If you have already done some research, you know that hydroponic gardening does not require the use of soil to grow plants. Instead, plants are grown using nutrient solutions, which provides the nutrients they need to thrive. In many hydroponic systems, gardeners need several important pieces of equipment, including air pumps, airstones, valves. The Kratky Method, however, needs none of that, which is why it has become one of the most popular techniques for hydroponic growing among gardeners, especially those just looking to get started.

The Kratky Method was developed by Bernard A. Kratky, a horticulturist at the University of Hawaii, in 2009. In a scientific journal, Kratky explained that plants could be placed in net pots on boards that float in a reservoir containing a nutrient solution. As the water levels decreased, it would create a gap of air allowing the plants to take in much needed oxygen. By the time the nutrient solution was gone, the plants would be ready to harvest.

One of the most attractive things about the Kratky Method is that it takes only a few, inexpensive materials to get started. Here is what you will need:

  • Plants/Seeds – Begin your hydroponic growing system with young plants or seeds. The types of plants you choose to grow in your garden will determine the size containers you will need.
  • Container/Reservoir with Lid – Based on the size of the plants you expect to grow, and the size of your hydroponic garden, you will need to select containers. For smaller plants, such as leafy green vegetables, a smaller container, such as a milk jar, will work. If you plan to grow more fruit-bearing plants, such as tomatoes or peppers, you may want to start with a 5-gallon bucket. Your container will also need a lid to hold the net pots, as well as protect the plants from pests and diseases.
  • Net Pots – Net pots will hold your plants above the growing solution in your hydroponic system. Choose the size of your net post based on the size of the plants you intend to grow.
  • Growing Medium – A variety of materials can be used as a growing medium in hydroponic gardens. One example is pebbles, which help to support young roots that are carrying nutrients throughout your plant for its development.
  • Nutrient Solution – In nature, plants absorb nutrients and elements they need for development through the soil. Hydroponically, these nutrients are provided through a solution you can customize. Look for solutions that are good for the type of plants you choose to grow.
  • pH Tools & Control Kit – Monitoring the pH levels in your system is an important step in keeping your plants healthy and thriving. Kits typically include a meter to help keep an eye on levels. Ideally, the pH of your solution should be between 5.5 and 6.5. If the pH is off, you can use the kit to correct it.
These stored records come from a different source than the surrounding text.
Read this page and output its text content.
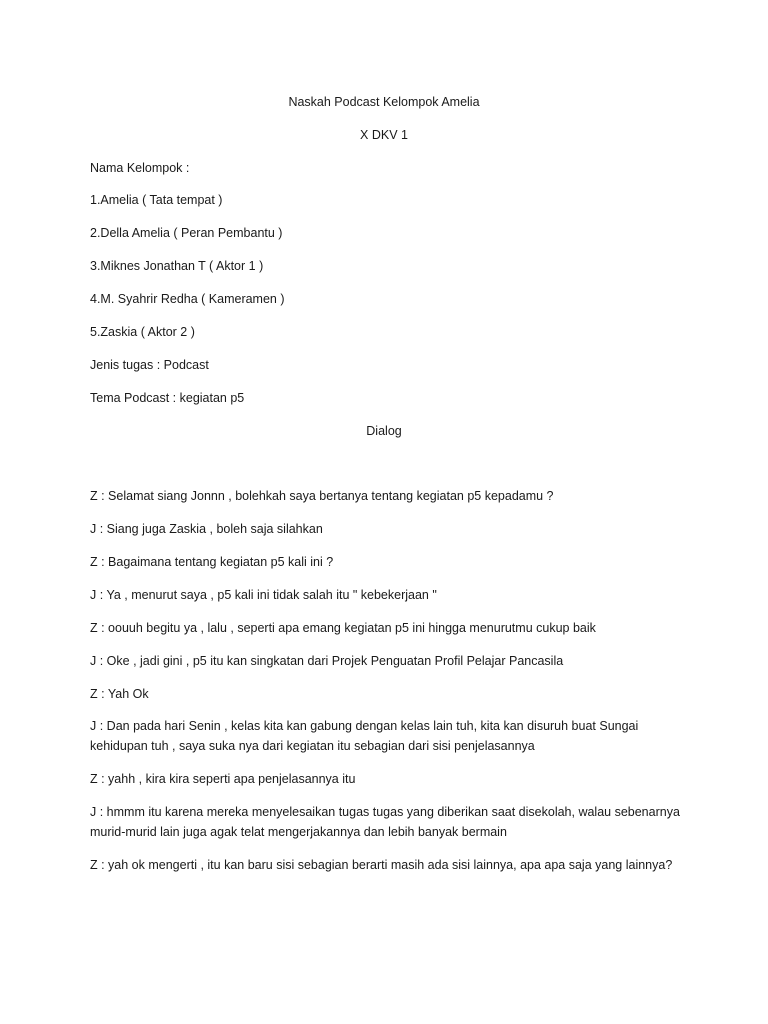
Naskah Podcast Kelompok Amelia
X DKV 1
Nama Kelompok :
1.Amelia ( Tata tempat )
2.Della Amelia ( Peran Pembantu )
3.Miknes Jonathan T ( Aktor 1 )
4.M. Syahrir Redha ( Kameramen )
5.Zaskia ( Aktor 2 )
Jenis tugas : Podcast
Tema Podcast : kegiatan p5
Dialog
Z : Selamat siang Jonnn , bolehkah saya bertanya tentang kegiatan p5 kepadamu ?
J : Siang juga Zaskia , boleh saja silahkan
Z : Bagaimana tentang kegiatan p5 kali ini ?
J : Ya , menurut saya , p5 kali ini tidak salah itu " kebekerjaan "
Z : oouuh begitu ya , lalu , seperti apa emang kegiatan p5 ini hingga menurutmu cukup baik
J : Oke , jadi gini , p5 itu kan singkatan dari Projek Penguatan Profil Pelajar Pancasila
Z : Yah Ok
J : Dan pada hari Senin , kelas kita kan gabung dengan kelas lain tuh, kita kan disuruh buat Sungai kehidupan tuh , saya suka nya dari kegiatan itu sebagian dari sisi penjelasannya
Z : yahh , kira kira seperti apa penjelasannya itu
J : hmmm itu karena mereka menyelesaikan tugas tugas yang diberikan saat disekolah, walau sebenarnya murid-murid lain juga agak telat mengerjakannya dan lebih banyak bermain
Z : yah ok mengerti , itu kan baru sisi sebagian berarti masih ada sisi lainnya, apa apa saja yang lainnya?
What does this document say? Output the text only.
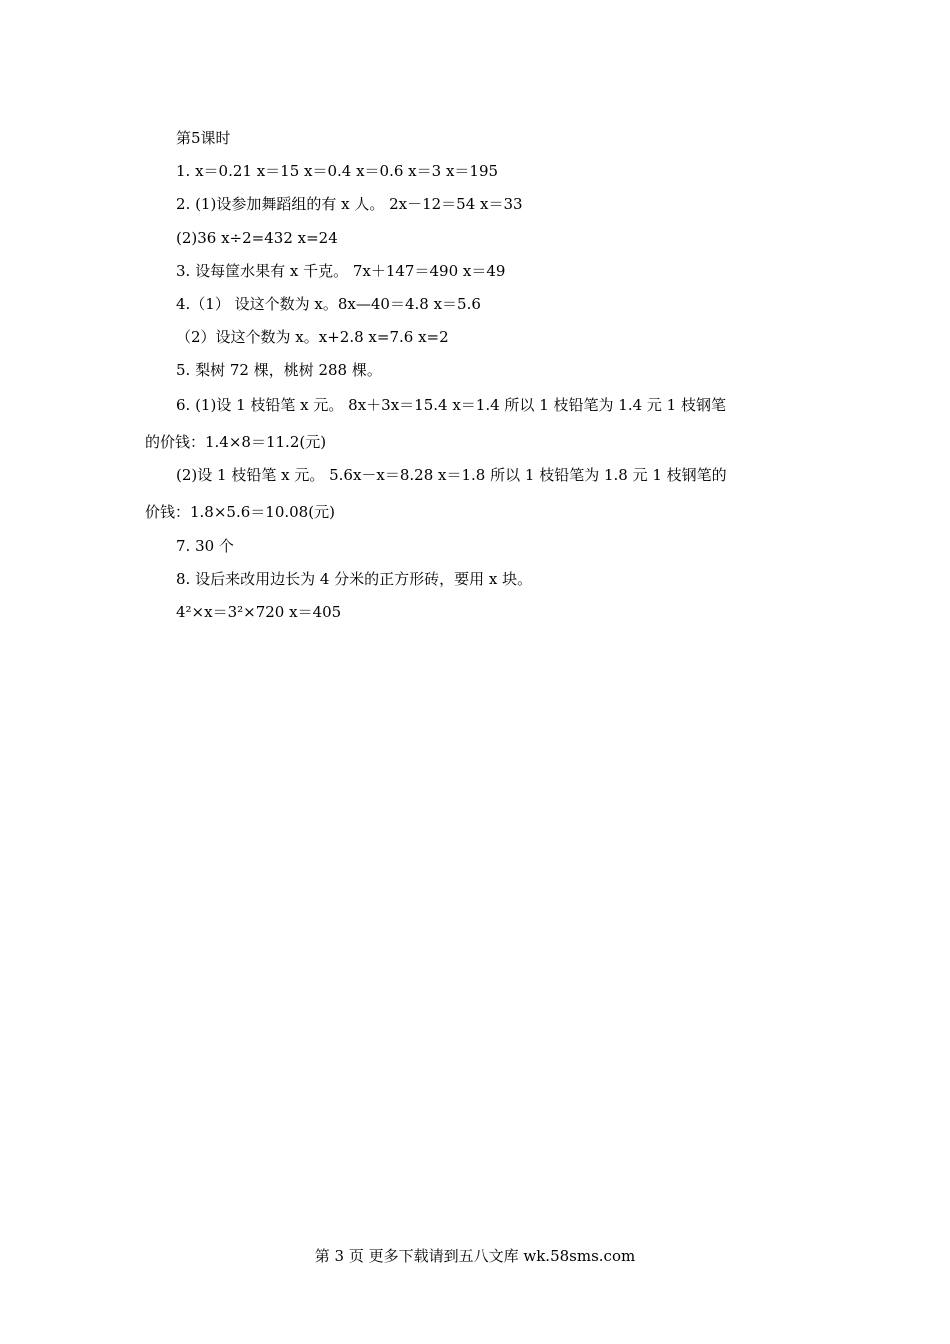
第5课时
1. x＝0.21 x＝15 x＝0.4 x＝0.6 x＝3 x＝195
2. (1)设参加舞蹈组的有 x 人。 2x－12＝54 x＝33
(2)36 x÷2=432 x=24
3. 设每筐水果有 x 千克。 7x＋147＝490 x＝49
4.（1） 设这个数为 x。8x—40＝4.8 x＝5.6
（2）设这个数为 x。x+2.8 x=7.6 x=2
5. 梨树 72 棵，桃树 288 棵。
6. (1)设 1 枝铅笔 x 元。 8x＋3x＝15.4 x＝1.4 所以 1 枝铅笔为 1.4 元 1 枝钢笔
的价钱：1.4×8＝11.2(元)
(2)设 1 枝铅笔 x 元。 5.6x－x＝8.28 x＝1.8 所以 1 枝铅笔为 1.8 元 1 枝钢笔的
价钱：1.8×5.6＝10.08(元)
7. 30 个
8. 设后来改用边长为 4 分米的正方形砖，要用 x 块。
4²×x＝3²×720 x＝405
第 3 页 更多下载请到五八文库 wk.58sms.com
Common containers for the Kratky Method

The Kratky Method is flexible in many ways. While herbs and leafy greens work best in a Kratky Method system, you can grow other vegetables. The plants you decide to grow will impact the type of container you will need. A few of the most popular containers used in Kratky Method gardening include:

Mason Jars– Many people begin their hydroponic gardening journey with mason jars, because they are versatile and inexpensive. Larger jars are typically recommended, but some vegetables, like lettuce, do not require a lot of room for the roots. For the best environment for your plants, your container needs to block out light to prevent algae growth. This may require you to paint your jars or create covers.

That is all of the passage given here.